Брагою и самогоном с лосятиной неделю рыбнинские мужики угощали обезноживший конвой. Какие — никакие, но они, конвойные, тоже люди… Опившись, начальник расчувствовался, велел резать всех своих лошадей, — которые из Красноярска тянули турнепс и сено, — тоже нас кормить. И самим. Даже тесаком махал… Когда надоел, его снова связали. Закинули у кого–то на печь.
Пьяный сутками, просил у нас у всех прощения. Трезвый на час — грозился расстрелять — «Усе–ех как ессь!»…
Имя старика, — рыбнинского нашего благодетеля, — Павел Иванович Зайцев, забайкальский ссыльный казак. Охотник. Имя казачки его, благодетельницы нашей — Пелагея Степановна. Из тех же.
98–и летние, потерявшие всех своих — уже взрослыми — шестерых детей, дожили они до 1965 года, когда мы с Беном, Фаечкой, Сашей и постоянно навещавшими их моими дядьями гостили у них. Жили они справно. В стариковском достатке, обихаживаемые невестками Ленардта и Александра.
Навезли, напокупали им Бог знает чего! Положили в Мотыгино на открытый нами для них счёт весь американский гонорар от книг Бена…
А они ничего не помнили. Не понимали ничего. Плакали только…
9 мая — без потерь, сами — пришли мы в село Мотыгино, Вячеславом Шишковым в его Великой Книге «Угрюм–река» заклеймённое «Разбоем». А тогда, в 1931, было оно тихим, мирным Ангарским портовым посёлком. Центром начинавшейся геологоразведочной страды огромного края. Сразу, не дав опомниться, мужчин — и тут от 12 до 65 лет — отобрали, отделили, окружили вооруженными ружьями пешими и конными «активистами» и угнали! На север, как оказалось. И тут на север! Но теперь уже не насовсем, а строить новый прииск. Для нас. А нас, оставшихся, завели… в старые геологические канавы недалеко от крайних изб села. В канавы просто. Деваться некуда было — ещё лежал снег и стояли морозы. Залезли. Накрыли канавы слегами. Укрыли ветками ели. Снегом засыпали. Получились «землянки». Мальчики запалили рядом жаркие костры — тайга подходила к селу вплотную и топлива было навалом.
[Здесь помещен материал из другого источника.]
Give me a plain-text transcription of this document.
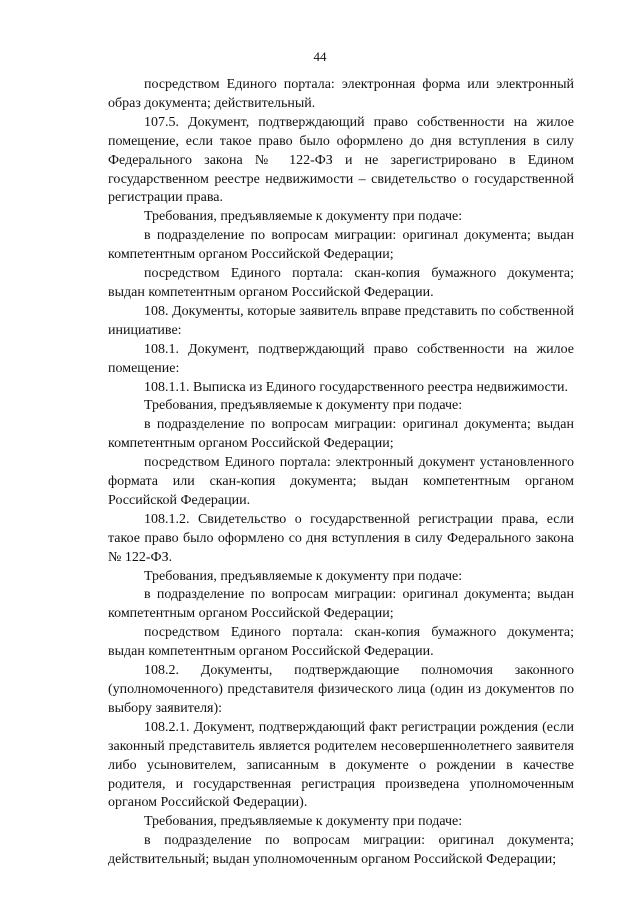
44

посредством Единого портала: электронная форма или электронный образ документа; действительный.

107.5. Документ, подтверждающий право собственности на жилое помещение, если такое право было оформлено до дня вступления в силу Федерального закона № 122-ФЗ и не зарегистрировано в Едином государственном реестре недвижимости – свидетельство о государственной регистрации права.

Требования, предъявляемые к документу при подаче:

в подразделение по вопросам миграции: оригинал документа; выдан компетентным органом Российской Федерации;

посредством Единого портала: скан-копия бумажного документа; выдан компетентным органом Российской Федерации.

108. Документы, которые заявитель вправе представить по собственной инициативе:

108.1. Документ, подтверждающий право собственности на жилое помещение:

108.1.1. Выписка из Единого государственного реестра недвижимости.

Требования, предъявляемые к документу при подаче:

в подразделение по вопросам миграции: оригинал документа; выдан компетентным органом Российской Федерации;

посредством Единого портала: электронный документ установленного формата или скан-копия документа; выдан компетентным органом Российской Федерации.

108.1.2. Свидетельство о государственной регистрации права, если такое право было оформлено со дня вступления в силу Федерального закона № 122-ФЗ.

Требования, предъявляемые к документу при подаче:

в подразделение по вопросам миграции: оригинал документа; выдан компетентным органом Российской Федерации;

посредством Единого портала: скан-копия бумажного документа; выдан компетентным органом Российской Федерации.

108.2. Документы, подтверждающие полномочия законного (уполномоченного) представителя физического лица (один из документов по выбору заявителя):

108.2.1. Документ, подтверждающий факт регистрации рождения (если законный представитель является родителем несовершеннолетнего заявителя либо усыновителем, записанным в документе о рождении в качестве родителя, и государственная регистрация произведена уполномоченным органом Российской Федерации).

Требования, предъявляемые к документу при подаче:

в подразделение по вопросам миграции: оригинал документа; действительный; выдан уполномоченным органом Российской Федерации;
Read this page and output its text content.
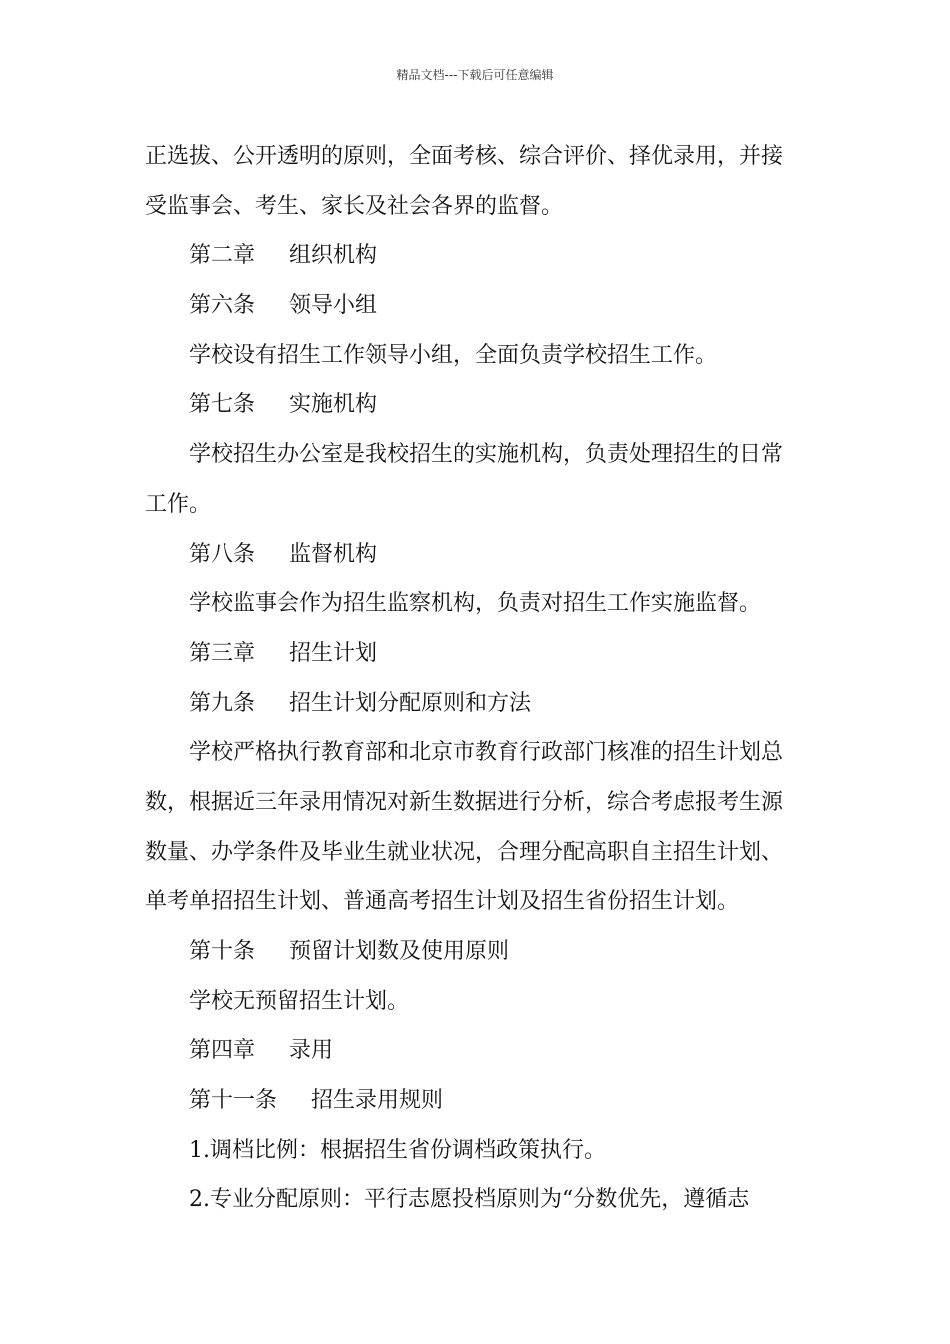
精品文档---下载后可任意编辑
正选拔、公开透明的原则，全面考核、综合评价、择优录用，并接
受监事会、考生、家长及社会各界的监督。
第二章 组织机构
第六条 领导小组
学校设有招生工作领导小组，全面负责学校招生工作。
第七条 实施机构
学校招生办公室是我校招生的实施机构，负责处理招生的日常
工作。
第八条 监督机构
学校监事会作为招生监察机构，负责对招生工作实施监督。
第三章 招生计划
第九条 招生计划分配原则和方法
学校严格执行教育部和北京市教育行政部门核准的招生计划总
数，根据近三年录用情况对新生数据进行分析，综合考虑报考生源
数量、办学条件及毕业生就业状况，合理分配高职自主招生计划、
单考单招招生计划、普通高考招生计划及招生省份招生计划。
第十条 预留计划数及使用原则
学校无预留招生计划。
第四章 录用
第十一条 招生录用规则
1.调档比例：根据招生省份调档政策执行。
2.专业分配原则：平行志愿投档原则为“分数优先，遵循志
Сперва, — рассказывала мама, — было «тепло и мило». Но грянула весна. В Сибирь она не приходит. В Сибири она не наступает. В Сибири она разражается! Грядёт! Вот она и грянула. Нас затопило. Тогда очень сердобольные и предельно интеллигентные геологи — почти все из Ленинграда — пригласили утопленцев с грудничками к себе в… щели меж дровяных навесов в овраге…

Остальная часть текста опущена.